I took off my crampons at Red Banks for the 2,000’ glissade. It was the deepest, curved, glissade track I had ever gone down and it was great fun. Steve called it an “E Ticket” ride. We could not let it all hang out as it was somewhat icy, but in 15 minutes we were back at Lake Helen. We kept going until we were at the edge of the last snow field, before we took a lunch break. I stripped down to shorts and a t-shirt and dried out my clothes. I did make a cell phone call to Illinois to tell my wife I was down (almost) and Steve left a message for his wife. The descent back down the causeway went quickly and soon we were at Horse Camp.
Steve stopped to talk to Robert Webb, the caretaker, who had recently set a record of climbing Mt Shasta 5 times in 24 hours.
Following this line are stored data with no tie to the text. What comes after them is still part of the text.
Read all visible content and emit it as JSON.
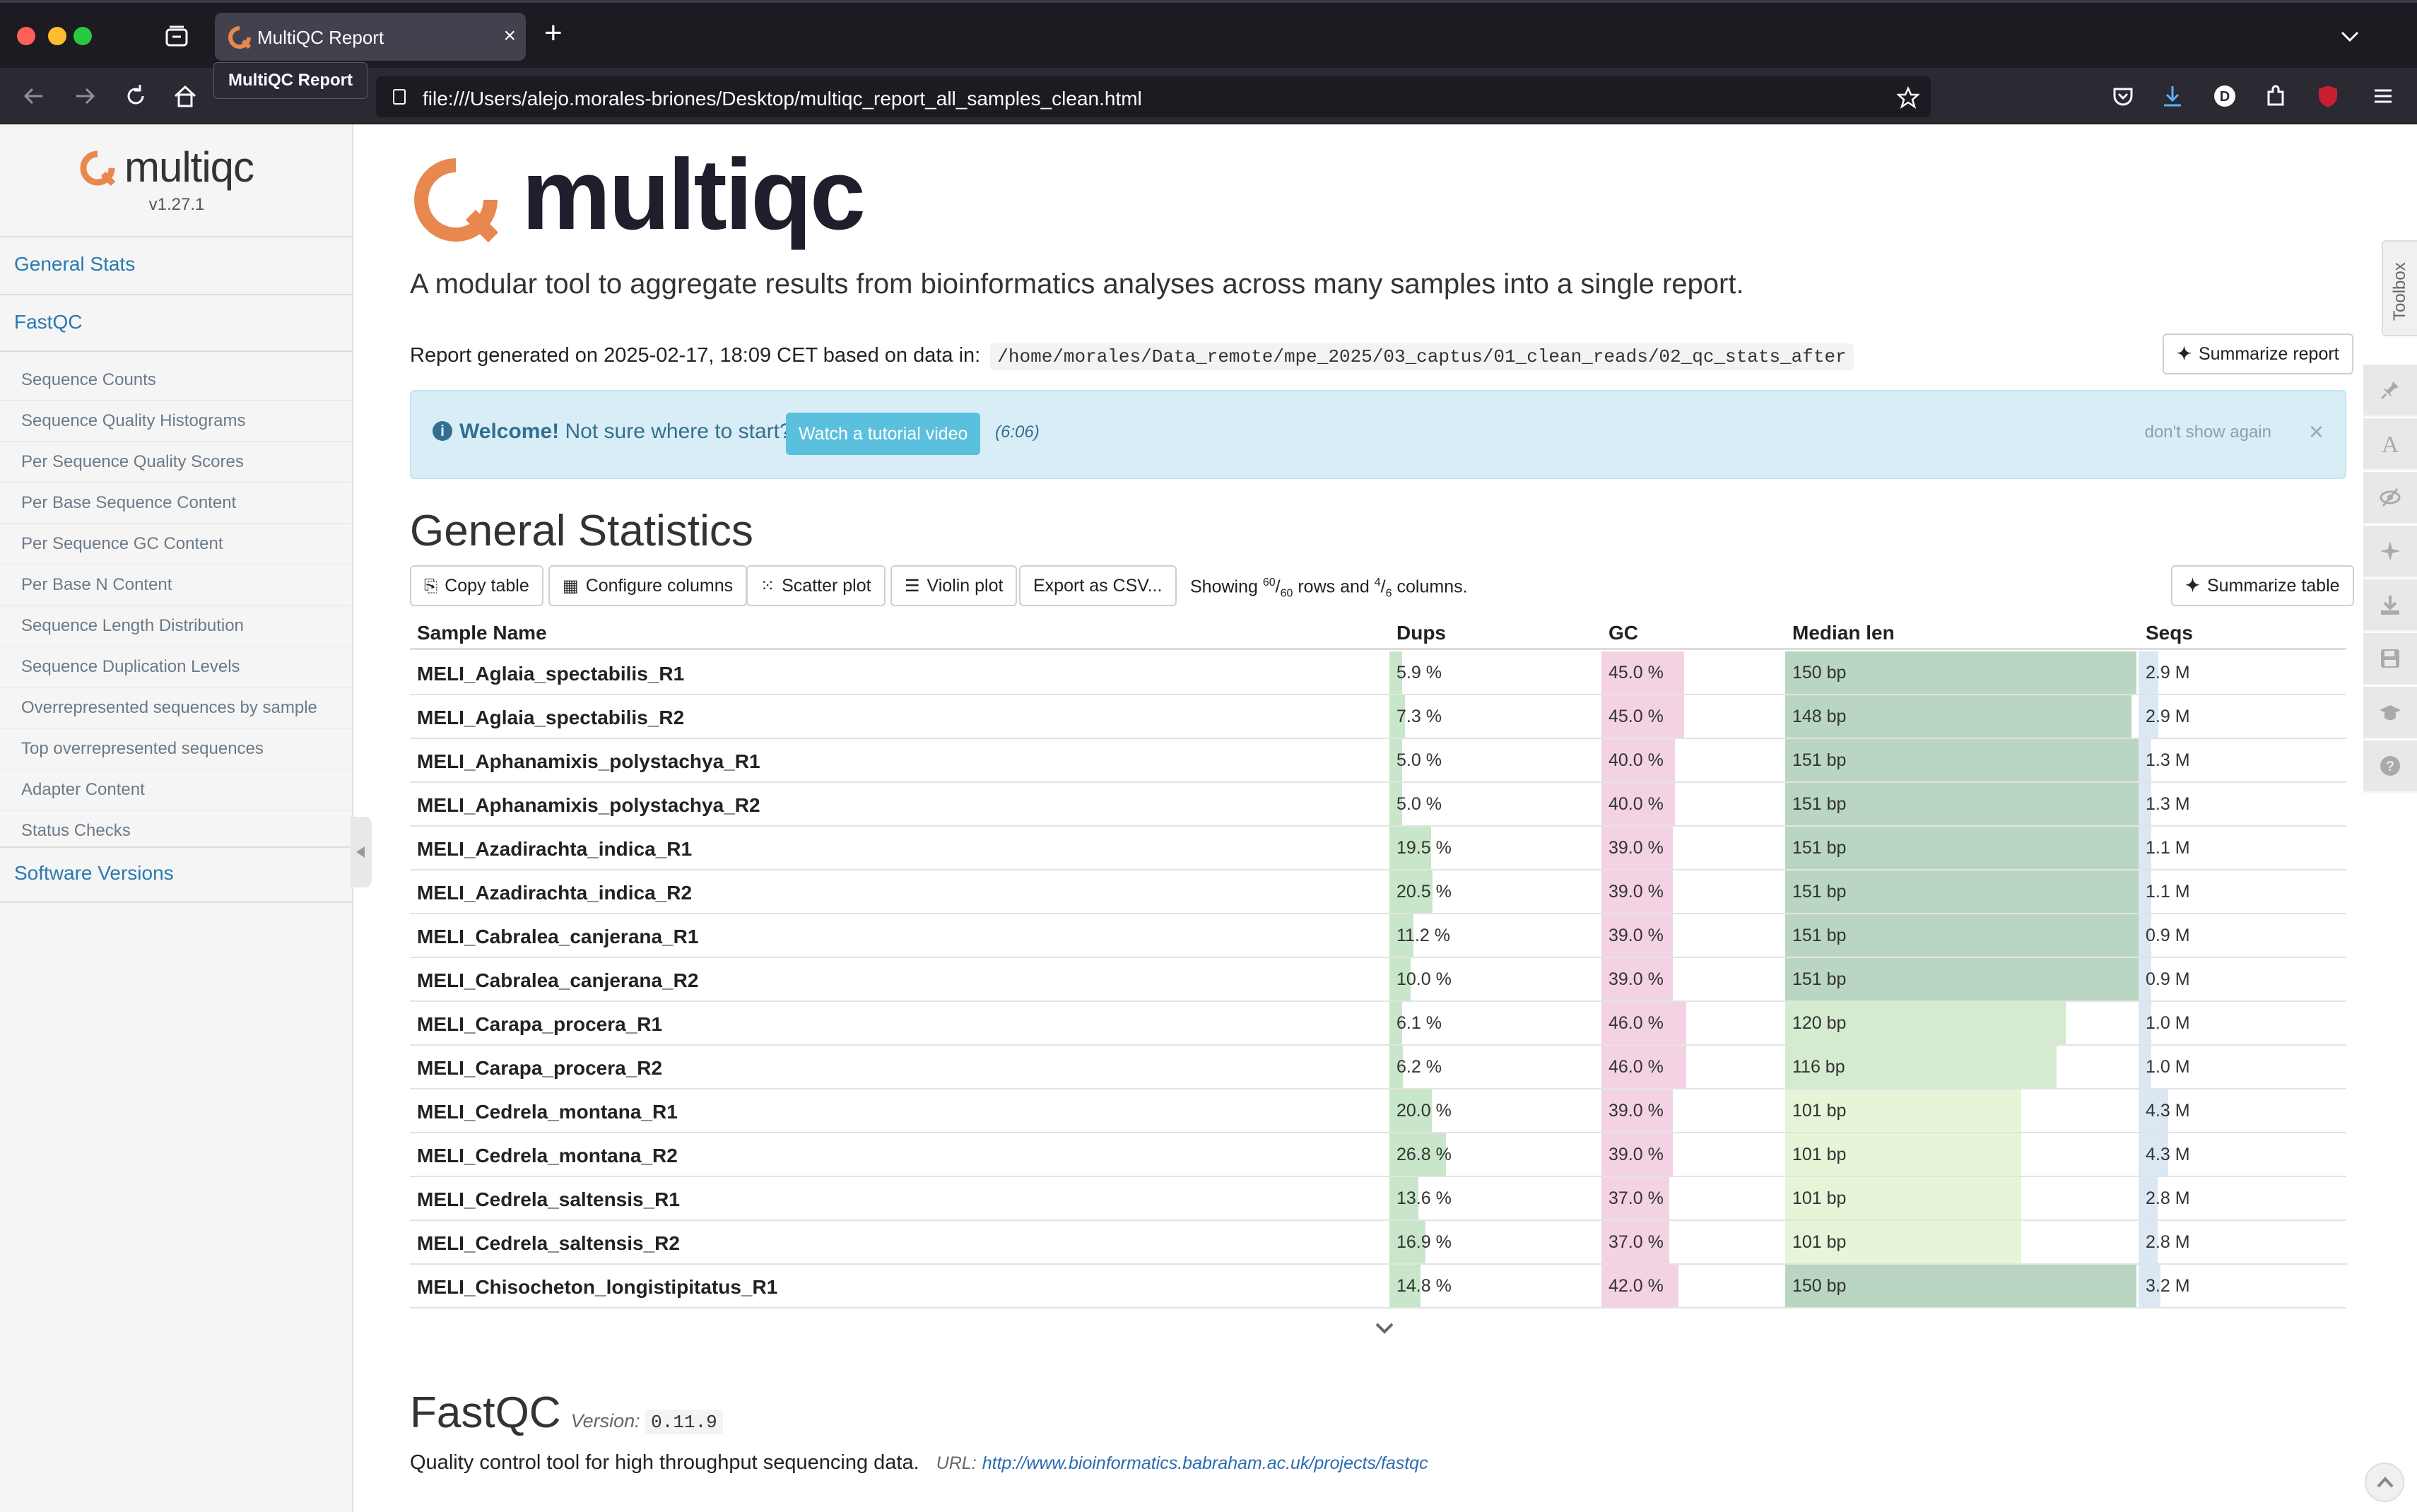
{
  "browser": {
    "tab_title": "MultiQC Report",
    "tooltip": "MultiQC Report",
    "url": "file:///Users/alejo.morales-briones/Desktop/multiqc_report_all_samples_clean.html"
  },
  "sidebar": {
    "logo_text": "multiqc",
    "version": "v1.27.1",
    "main_items": [
      "General Stats",
      "FastQC"
    ],
    "fastqc_items": [
      "Sequence Counts",
      "Sequence Quality Histograms",
      "Per Sequence Quality Scores",
      "Per Base Sequence Content",
      "Per Sequence GC Content",
      "Per Base N Content",
      "Sequence Length Distribution",
      "Sequence Duplication Levels",
      "Overrepresented sequences by sample",
      "Top overrepresented sequences",
      "Adapter Content",
      "Status Checks"
    ],
    "software_versions": "Software Versions"
  },
  "header": {
    "logo_text": "multiqc",
    "lead": "A modular tool to aggregate results from bioinformatics analyses across many samples into a single report.",
    "report_generated": "Report generated on 2025-02-17, 18:09 CET based on data in:",
    "report_path": "/home/morales/Data_remote/mpe_2025/03_captus/01_clean_reads/02_qc_stats_after",
    "summarize_report": "Summarize report"
  },
  "welcome": {
    "strong": "Welcome!",
    "text": "Not sure where to start?",
    "button": "Watch a tutorial video",
    "duration": "(6:06)",
    "dont_show": "don't show again",
    "close": "×"
  },
  "general_stats": {
    "title": "General Statistics",
    "buttons": {
      "copy": "Copy table",
      "configure": "Configure columns",
      "scatter": "Scatter plot",
      "violin": "Violin plot",
      "export": "Export as CSV...",
      "summarize": "Summarize table"
    },
    "showing_prefix": "Showing",
    "rows_shown": "60",
    "rows_total": "60",
    "rows_word": "rows and",
    "cols_shown": "4",
    "cols_total": "6",
    "cols_word": "columns.",
    "columns": [
      "Sample Name",
      "Dups",
      "GC",
      "Median len",
      "Seqs"
    ],
    "colors": {
      "dups": "#c8e6c9",
      "gc": "#f3d2e4",
      "len_high": "#b9d6c3",
      "len_mid": "#d5ebcf",
      "len_low": "#e6f4d8",
      "seqs": "#dbe8f3"
    },
    "rows": [
      {
        "sample": "MELI_Aglaia_spectabilis_R1",
        "dups": "5.9 %",
        "dups_v": 5.9,
        "gc": "45.0 %",
        "gc_v": 45.0,
        "len": "150 bp",
        "len_v": 150,
        "seqs": "2.9 M",
        "seqs_v": 2.9
      },
      {
        "sample": "MELI_Aglaia_spectabilis_R2",
        "dups": "7.3 %",
        "dups_v": 7.3,
        "gc": "45.0 %",
        "gc_v": 45.0,
        "len": "148 bp",
        "len_v": 148,
        "seqs": "2.9 M",
        "seqs_v": 2.9
      },
      {
        "sample": "MELI_Aphanamixis_polystachya_R1",
        "dups": "5.0 %",
        "dups_v": 5.0,
        "gc": "40.0 %",
        "gc_v": 40.0,
        "len": "151 bp",
        "len_v": 151,
        "seqs": "1.3 M",
        "seqs_v": 1.3
      },
      {
        "sample": "MELI_Aphanamixis_polystachya_R2",
        "dups": "5.0 %",
        "dups_v": 5.0,
        "gc": "40.0 %",
        "gc_v": 40.0,
        "len": "151 bp",
        "len_v": 151,
        "seqs": "1.3 M",
        "seqs_v": 1.3
      },
      {
        "sample": "MELI_Azadirachta_indica_R1",
        "dups": "19.5 %",
        "dups_v": 19.5,
        "gc": "39.0 %",
        "gc_v": 39.0,
        "len": "151 bp",
        "len_v": 151,
        "seqs": "1.1 M",
        "seqs_v": 1.1
      },
      {
        "sample": "MELI_Azadirachta_indica_R2",
        "dups": "20.5 %",
        "dups_v": 20.5,
        "gc": "39.0 %",
        "gc_v": 39.0,
        "len": "151 bp",
        "len_v": 151,
        "seqs": "1.1 M",
        "seqs_v": 1.1
      },
      {
        "sample": "MELI_Cabralea_canjerana_R1",
        "dups": "11.2 %",
        "dups_v": 11.2,
        "gc": "39.0 %",
        "gc_v": 39.0,
        "len": "151 bp",
        "len_v": 151,
        "seqs": "0.9 M",
        "seqs_v": 0.9
      },
      {
        "sample": "MELI_Cabralea_canjerana_R2",
        "dups": "10.0 %",
        "dups_v": 10.0,
        "gc": "39.0 %",
        "gc_v": 39.0,
        "len": "151 bp",
        "len_v": 151,
        "seqs": "0.9 M",
        "seqs_v": 0.9
      },
      {
        "sample": "MELI_Carapa_procera_R1",
        "dups": "6.1 %",
        "dups_v": 6.1,
        "gc": "46.0 %",
        "gc_v": 46.0,
        "len": "120 bp",
        "len_v": 120,
        "seqs": "1.0 M",
        "seqs_v": 1.0
      },
      {
        "sample": "MELI_Carapa_procera_R2",
        "dups": "6.2 %",
        "dups_v": 6.2,
        "gc": "46.0 %",
        "gc_v": 46.0,
        "len": "116 bp",
        "len_v": 116,
        "seqs": "1.0 M",
        "seqs_v": 1.0
      },
      {
        "sample": "MELI_Cedrela_montana_R1",
        "dups": "20.0 %",
        "dups_v": 20.0,
        "gc": "39.0 %",
        "gc_v": 39.0,
        "len": "101 bp",
        "len_v": 101,
        "seqs": "4.3 M",
        "seqs_v": 4.3
      },
      {
        "sample": "MELI_Cedrela_montana_R2",
        "dups": "26.8 %",
        "dups_v": 26.8,
        "gc": "39.0 %",
        "gc_v": 39.0,
        "len": "101 bp",
        "len_v": 101,
        "seqs": "4.3 M",
        "seqs_v": 4.3
      },
      {
        "sample": "MELI_Cedrela_saltensis_R1",
        "dups": "13.6 %",
        "dups_v": 13.6,
        "gc": "37.0 %",
        "gc_v": 37.0,
        "len": "101 bp",
        "len_v": 101,
        "seqs": "2.8 M",
        "seqs_v": 2.8
      },
      {
        "sample": "MELI_Cedrela_saltensis_R2",
        "dups": "16.9 %",
        "dups_v": 16.9,
        "gc": "37.0 %",
        "gc_v": 37.0,
        "len": "101 bp",
        "len_v": 101,
        "seqs": "2.8 M",
        "seqs_v": 2.8
      },
      {
        "sample": "MELI_Chisocheton_longistipitatus_R1",
        "dups": "14.8 %",
        "dups_v": 14.8,
        "gc": "42.0 %",
        "gc_v": 42.0,
        "len": "150 bp",
        "len_v": 150,
        "seqs": "3.2 M",
        "seqs_v": 3.2
      }
    ]
  },
  "fastqc": {
    "title": "FastQC",
    "version_label": "Version:",
    "version": "0.11.9",
    "description": "Quality control tool for high throughput sequencing data.",
    "url_label": "URL:",
    "url": "http://www.bioinformatics.babraham.ac.uk/projects/fastqc"
  },
  "toolbox": {
    "label": "Toolbox",
    "icons": [
      "pin-icon",
      "font-icon",
      "eye-slash-icon",
      "sparkle-icon",
      "download-icon",
      "save-icon",
      "graduation-cap-icon",
      "help-icon"
    ]
  }
}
He also holds the speed record from Horse Camp (8,000’) to the summit at 99 minutes. After a short break we hiked out the last miles to the trailhead down the hot dusty trail. Along the way we saw the results from last year’s avalanche that roared down the drainage. We were both looking at a 100’ pine tree bent over near the ground when we heard a loud crack and it fell to the ground. Well, that answers that age old question (When a tree falls in the woods, does it make a noise when there is no one there to see it?)
Reaching the car we were tired but happy climbers; our first summit together as partners. I was really impressed with the mountain – its varied climbing terrain, beauty, and challenge make its great climb on any day (weather permitting). It was my 1st 14er in California and 40th overall in the United States, so I was very pleased. More importantly I had found a great partner in Steve and as we complimented each other’s strengths and weakness throughout the climb… I had found another great partner via the Internet! All that was left was the high speed drive back to the Bay area… hoping everyone on the road would “KEEP RIT”!
Beta: Mt Shasta, 14,162’, 7300’ elevation gain, 6 hrs 18 minutes to summit, 10 hrs RT, about 13 miles RT.